Britney Spears’ former assistant claims that Britney’s emotional breakdown is actually the result of K-Fed’s on-going schemes and machinations to gain access to more child support money. According to the Daily Mail
Federline was jealous of his wife’s stardom, which he feared drew attention away from his faltering attempts to launch a hip-hop career. He allegedly took advantage of her volatile temper after the pair had a Halloween 2006 argument. Four days later, she announced that she was petitioning to end their two-year marriage. She told [former hair dresser Kalie] Machado this was an attempt to demonstrate her anger to Federline [but that] she had no desire to go through with a divorce. However, [Kevin] refused to take her back. “She stood up for herself and it kind of backfired. (It) was what Kevin really wanted,” Machado said.

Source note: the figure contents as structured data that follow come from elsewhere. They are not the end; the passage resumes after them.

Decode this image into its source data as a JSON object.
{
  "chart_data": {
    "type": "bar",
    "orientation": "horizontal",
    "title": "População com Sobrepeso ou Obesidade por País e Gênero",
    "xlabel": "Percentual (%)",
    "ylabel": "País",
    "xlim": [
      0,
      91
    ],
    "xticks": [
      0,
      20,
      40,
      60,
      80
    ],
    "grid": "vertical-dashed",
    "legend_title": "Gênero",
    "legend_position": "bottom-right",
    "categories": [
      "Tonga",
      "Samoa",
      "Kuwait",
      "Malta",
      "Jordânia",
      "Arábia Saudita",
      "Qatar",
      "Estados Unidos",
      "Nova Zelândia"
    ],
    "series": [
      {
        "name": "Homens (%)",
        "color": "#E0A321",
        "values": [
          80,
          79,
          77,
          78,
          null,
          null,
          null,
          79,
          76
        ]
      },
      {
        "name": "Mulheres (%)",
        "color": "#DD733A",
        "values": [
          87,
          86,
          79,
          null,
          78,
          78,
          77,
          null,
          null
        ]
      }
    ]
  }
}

The rejection caused her to spiral out of control and sink into a depression — all part of Kevin’s carefully orchestrated master plan:
Last Christmas, Britney fell into a black depression. She hung her wedding dress up in her Malibu bedroom and kept framed photos of her and Federline all over the house. Machado insists she never saw her abuse drugs, but adds, “She did drink heavily and became a binge eater. [She was] convinced that she was losing her looks. She had extensions in her hair and she hated them,” – but she refused to allow professionals to take them out. Filled with self-loathing, “She didn’t want people touching her any more,” [so she shaved them off herself].”

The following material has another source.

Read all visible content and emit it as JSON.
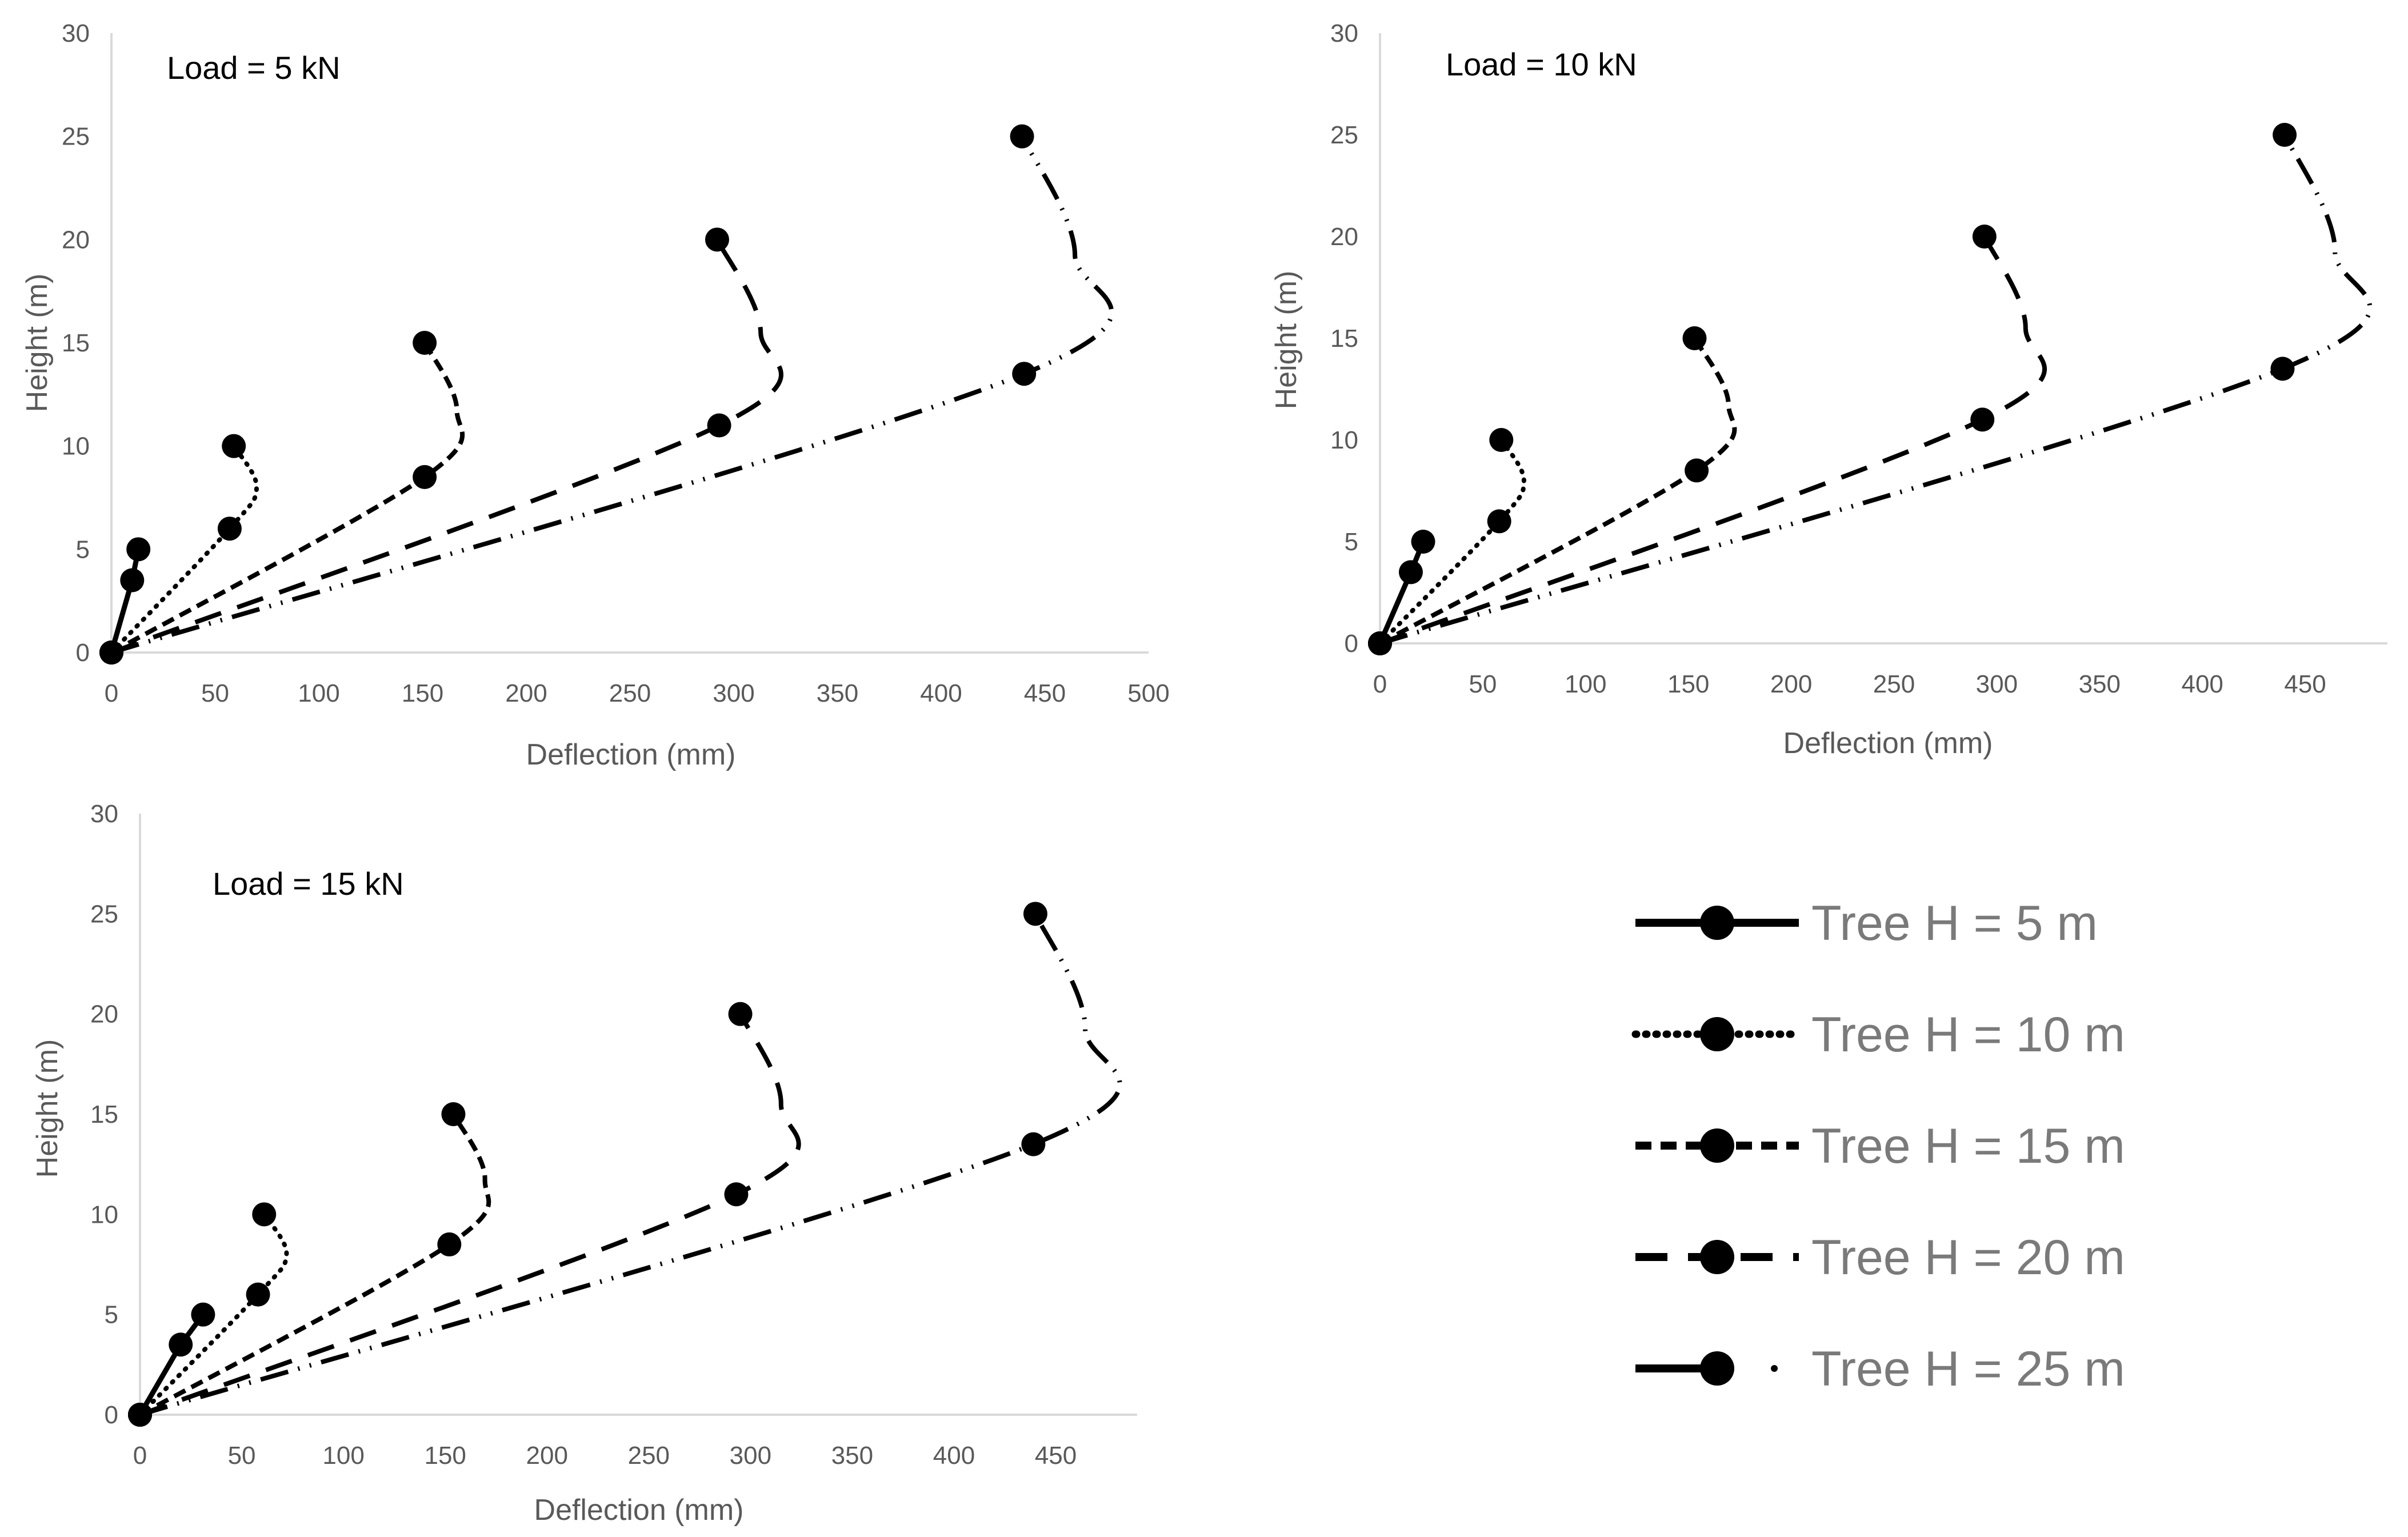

Kevin Federline, evil mastermind? Yeah, right. This is the guy that penned “Popozao” and actually showed up to court in an eye patch. The only thing he could mastermind is a number 6 combo at the Taco Bell and maybe the best way to roll a blunt. On the other hand, tricking Britney Spears can’t be that hard. She doesn’t exactly play her cards close to her chest, if you know what I mean. It’s more like she hold them out at arms’ length, jumps up and down waving them around in between gulps of vodka, flashes her beaver, flops out a nip, bawls inconsolably, and then thrusts them in your face screaming “Insecure! I’m insecure! Right here! On the card! See? It says ‘Completely fucking insecure!’” and then she hurls them in your lap and throws up on your shoes. It’s like putting a sign on a disoriented bear that says “poke here really hard.”